Updating snapshot retention optimizer

You can update the existing configuration of an snapshot retention optimizer for a particular Apache Iceberg table using the Amazon Glue console, Amazon CLI, or the UpdateTableOptimizer API.

Console
To update snapshot retention configuration
  1. Sign in to the Amazon Web Services Management Console and open the Amazon Glue console at https://console.amazonaws.cn/glue/.

  2. Choose Data Catalog and choose Tables. From the tables list, choose the Iceberg table you want to update the snapshot retention optimizer configuration.

  3. On the lower section of the Tables details page, select the Table optimization tab, and then choose Edit. You can also choose Edit under Optimization from the Actions menu located on the top right corner of the page.

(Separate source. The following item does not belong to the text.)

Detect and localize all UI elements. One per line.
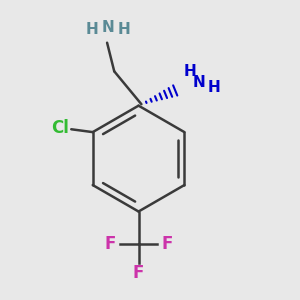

  4. On the Edit optimization page, make the desired changes.

  5. Choose Save.

Amazon CLI

To update a snapshot retention optimizer using the Amazon CLI, you can use the following command:

aws glue update-table-optimizer \ --catalog-id 123456789012 \ --database-name iceberg_db \ --table-name iceberg_table \ --table-optimizer-configuration '{"roleArn":"arn:aws:iam::123456789012:role/optimizer_role"","enabled":'true', "vpcConfiguration":{"glueConnectionName":"glue_connection_name"},"retentionConfiguration":{"icebergConfiguration":{"snapshotRetentionPeriodInDays":7,"numberOfSnapshotsToRetain":3,"cleanExpiredFiles":'true'}}}' \ --type retention

This command updates the retention configuration for the specified table in the given catalog, database, and Region. The key parameters are:

  • snapshotRetentionPeriodInDays –The number of days to retain snapshots before expiring them. The default value is 1.

  • numberOfSnapshotsToRetain – The minimum number of snapshots to keep, even if they are older than the retention period. The default value is 5.

  • cleanExpiredFiles – A boolean indicating whether to delete expired data files after expiring snapshots. The default value is true.

    When set to true, older snapshots are removed from table metadata, and their underlying files are deleted." If this parameter is set to false, older snapshots are removed from table metadata but their underlying files remain in the storage as orphan files.

API

To update a table optimizer, you can use the UpdateTableOptimizer API. This API allows you to update the configuration of an existing table optimizer for compaction, retention, or orphan file removal. The request parameters include:

  • catalogId (required): The ID of the catalog containing the table

  • databaseName (optional): The name of the database containing the table

  • tableName (optional): The name of the table

  • type (required): The type of table optimizer (compaction, retention, or orphan_file_deletion)

  • retentionConfiguration (required): The updated configuration for the table optimizer, including role ARN, enabled status, retention configuration, and orphan file removal configuration.